If she kept it to a small group it would be manageable. Eight, no, maybe ten people. She’d want them to not just watch her demonstrate but make the dishes themselves. From her experience, it was the best way to learn. You gained so much from your successes and even more from your culinary disasters – which were rarely repeated.
What kind of things did people want to learn to cook? What kind of people signed up for cookery classes?
As she was eating her usual bowl of fruit and natural yogurt with a sprinkle of muesli Sean appeared. He was wearing a pair of grey shorts and a brown T-shirt that had seen much better days, and she made a mental note to buy him some decent pyjamas.
‘Nice night?’
‘Great,’ he said, sitting down with a mound of hot toast and chocolate spread in front of him and a large glass of orange juice. ‘We went to Becky’s place first and then headed into Howl at the Moon. It was deadly.’
‘Are you in or out tonight?’
‘I’ve got Mark’s twenty-first party,’ he reminded her.
This was a big year for parties for her youngest son, as he and his friends were all turning twenty-one. It was a happy, if not exhausting, time! Sean’s turn wasn’t till June, but they’d have to get planning something good for his birthday around then.

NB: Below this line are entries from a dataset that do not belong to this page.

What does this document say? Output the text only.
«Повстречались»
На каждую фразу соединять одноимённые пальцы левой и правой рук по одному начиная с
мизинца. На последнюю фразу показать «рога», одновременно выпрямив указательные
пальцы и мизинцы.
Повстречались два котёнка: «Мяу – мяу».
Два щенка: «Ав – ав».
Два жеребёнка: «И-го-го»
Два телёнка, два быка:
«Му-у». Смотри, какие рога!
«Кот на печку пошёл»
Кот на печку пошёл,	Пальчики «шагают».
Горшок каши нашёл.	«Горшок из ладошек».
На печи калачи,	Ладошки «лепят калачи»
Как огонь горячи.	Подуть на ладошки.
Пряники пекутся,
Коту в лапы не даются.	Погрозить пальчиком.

‘How did your dinner with the girls go?’ he asked.
‘Great. We went to Dalkey to a gorgeous little Italian. I got a taxi home.’
‘That’s good,’ he said, sounding very adult. It surprised her how protective Sean had become towards her since Liam had left. He watched over her a bit. Checked when she was in
or out, or if she was going to be alone in the house, and made sure she was OK. He was a great kid!

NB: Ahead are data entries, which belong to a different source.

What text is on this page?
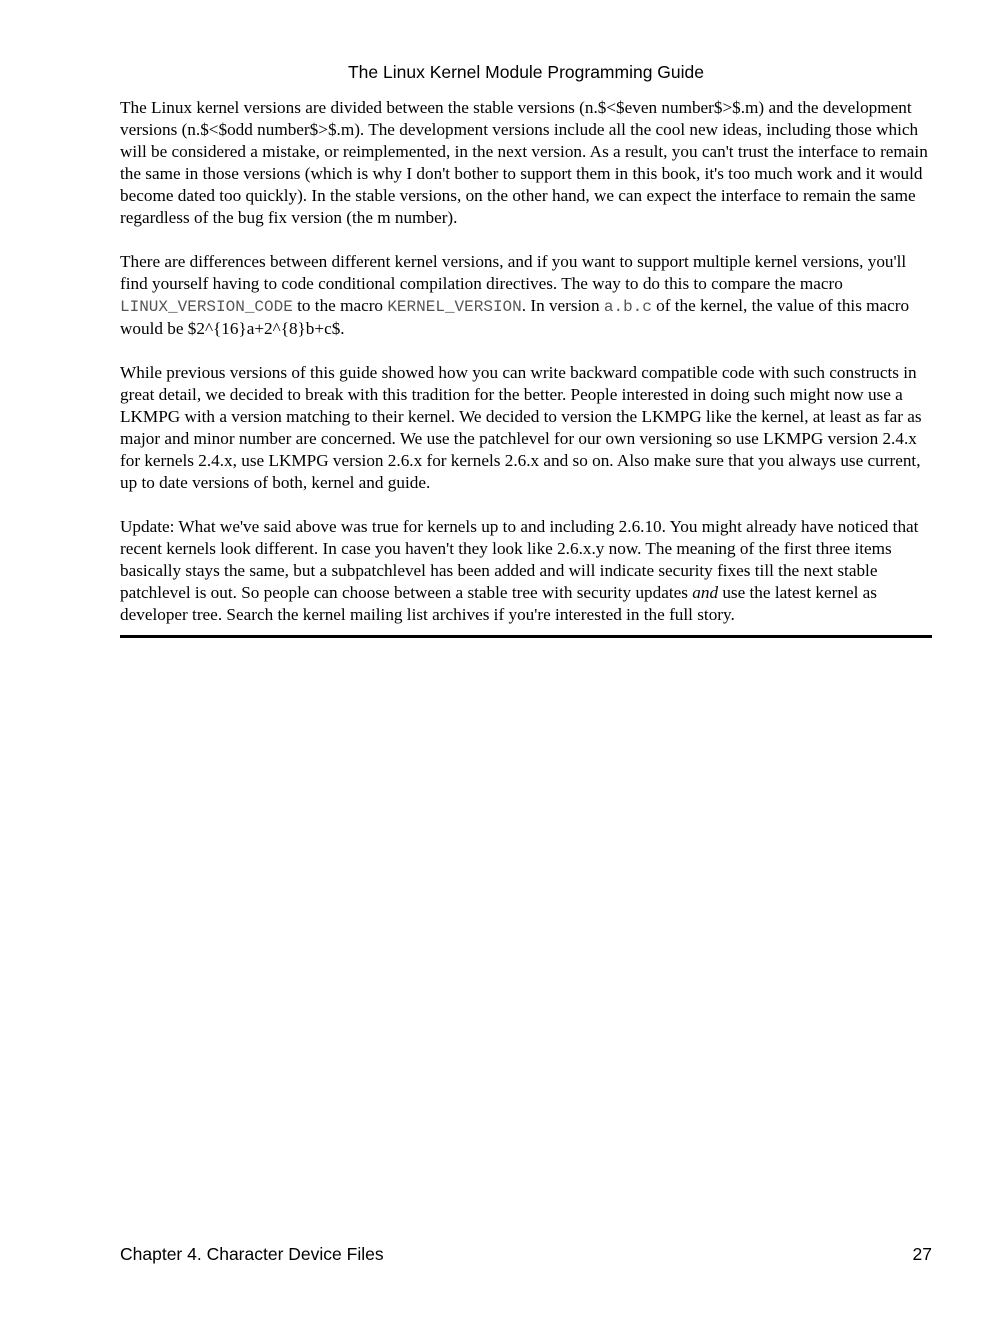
The Linux Kernel Module Programming Guide

The Linux kernel versions are divided between the stable versions (n.$<$even number$>$.m) and the development versions (n.$<$odd number$>$.m). The development versions include all the cool new ideas, including those which will be considered a mistake, or reimplemented, in the next version. As a result, you can't trust the interface to remain the same in those versions (which is why I don't bother to support them in this book, it's too much work and it would become dated too quickly). In the stable versions, on the other hand, we can expect the interface to remain the same regardless of the bug fix version (the m number).

There are differences between different kernel versions, and if you want to support multiple kernel versions, you'll find yourself having to code conditional compilation directives. The way to do this to compare the macro LINUX_VERSION_CODE to the macro KERNEL_VERSION. In version a.b.c of the kernel, the value of this macro would be $2^{16}a+2^{8}b+c$.

While previous versions of this guide showed how you can write backward compatible code with such constructs in great detail, we decided to break with this tradition for the better. People interested in doing such might now use a LKMPG with a version matching to their kernel. We decided to version the LKMPG like the kernel, at least as far as major and minor number are concerned. We use the patchlevel for our own versioning so use LKMPG version 2.4.x for kernels 2.4.x, use LKMPG version 2.6.x for kernels 2.6.x and so on. Also make sure that you always use current, up to date versions of both, kernel and guide.

Update: What we've said above was true for kernels up to and including 2.6.10. You might already have noticed that recent kernels look different. In case you haven't they look like 2.6.x.y now. The meaning of the first three items basically stays the same, but a subpatchlevel has been added and will indicate security fixes till the next stable patchlevel is out. So people can choose between a stable tree with security updates and use the latest kernel as developer tree. Search the kernel mailing list archives if you're interested in the full story.

Chapter 4. Character Device Files	27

‘You know I finished working in Hugh’s office on Friday?’
‘Yeah!’ he drawled, pouring himself nearly another half litre of orange juice.
‘I won’t miss the office and the work but I’ll miss the pay cheque so I’ll be back to job hunting!’

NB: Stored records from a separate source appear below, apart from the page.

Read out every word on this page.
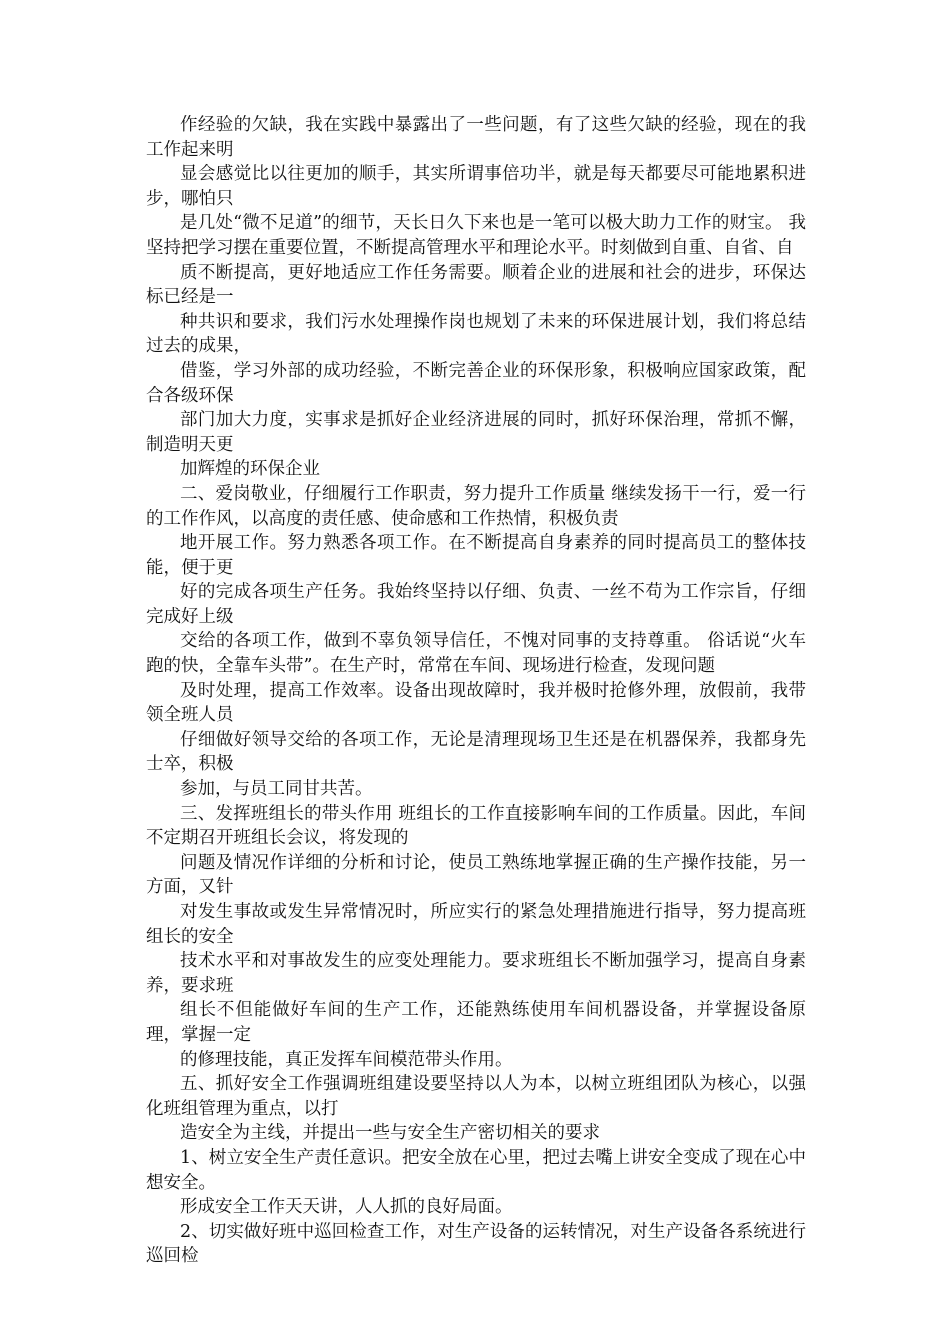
作经验的欠缺，我在实践中暴露出了一些问题，有了这些欠缺的经验，现在的我工作起来明

显会感觉比以往更加的顺手，其实所谓事倍功半，就是每天都要尽可能地累积进步，哪怕只

是几处“微不足道”的细节，天长日久下来也是一笔可以极大助力工作的财宝。 我坚持把学习摆在重要位置，不断提高管理水平和理论水平。时刻做到自重、自省、自

质不断提高，更好地适应工作任务需要。顺着企业的进展和社会的进步，环保达标已经是一

种共识和要求，我们污水处理操作岗也规划了未来的环保进展计划，我们将总结过去的成果，

借鉴，学习外部的成功经验，不断完善企业的环保形象，积极响应国家政策，配合各级环保

部门加大力度，实事求是抓好企业经济进展的同时，抓好环保治理，常抓不懈，制造明天更

加辉煌的环保企业

二、爱岗敬业，仔细履行工作职责，努力提升工作质量 继续发扬干一行，爱一行的工作作风，以高度的责任感、使命感和工作热情，积极负责

地开展工作。努力熟悉各项工作。在不断提高自身素养的同时提高员工的整体技能，便于更

好的完成各项生产任务。我始终坚持以仔细、负责、一丝不苟为工作宗旨，仔细完成好上级

交给的各项工作，做到不辜负领导信任，不愧对同事的支持尊重。 俗话说“火车跑的快，全靠车头带”。在生产时，常常在车间、现场进行检查，发现问题

及时处理，提高工作效率。设备出现故障时，我并极时抢修外理，放假前，我带领全班人员

仔细做好领导交给的各项工作，无论是清理现场卫生还是在机器保养，我都身先士卒，积极

参加，与员工同甘共苦。

三、发挥班组长的带头作用 班组长的工作直接影响车间的工作质量。因此，车间不定期召开班组长会议，将发现的

问题及情况作详细的分析和讨论，使员工熟练地掌握正确的生产操作技能，另一方面，又针

对发生事故或发生异常情况时，所应实行的紧急处理措施进行指导，努力提高班组长的安全

技术水平和对事故发生的应变处理能力。要求班组长不断加强学习，提高自身素养，要求班

组长不但能做好车间的生产工作，还能熟练使用车间机器设备，并掌握设备原理，掌握一定

的修理技能，真正发挥车间模范带头作用。

五、抓好安全工作强调班组建设要坚持以人为本，以树立班组团队为核心，以强化班组管理为重点，以打

造安全为主线，并提出一些与安全生产密切相关的要求

1、树立安全生产责任意识。把安全放在心里，把过去嘴上讲安全变成了现在心中想安全。

形成安全工作天天讲，人人抓的良好局面。

2、切实做好班中巡回检查工作，对生产设备的运转情况，对生产设备各系统进行巡回检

‘Dad should give you more money,’ Sean said angrily.
Alice hadn’t the heart to tell him that his beloved father wasn’t making the slightest contribution towards either of their living expenses.
‘Trish said something to me last night about cooking,’ Alice said.
‘Are you going to start making those buns again?’
‘No, Sean, not buns. I’ve had enough of them. No, what Trish was saying was: why didn’t I give cookery lessons?’
‘Cookery lessons? Where?’
‘Here in the house so I don’t have to go renting anywhere … maybe just one night a week to a small group of people.’
She could see by his expression that he was mulling it over.
‘You should teach them how to make those great burgers you taught Conor and me to make. I made them for Becky the other night and she was blown away … I did the homemade barbecue sauce and everything to go with them and those big chips.’
‘She liked them?’
Sean cooking for a girl! That was certainly a bit unexpected.
‘And do that Indian buttered chicken that Jenny and I like, and your carrot cake with the icing.’
‘So you don’t think it is a kind of crazy idea?’
‘Nope,’ he assured her. ‘Not at all. Lots of my friends’ mums have no idea how to cook. Colm’s mum, every time I go over, only makes sausages and chips or this yucky mince thing with pasta. I don’t know how he sticks it.’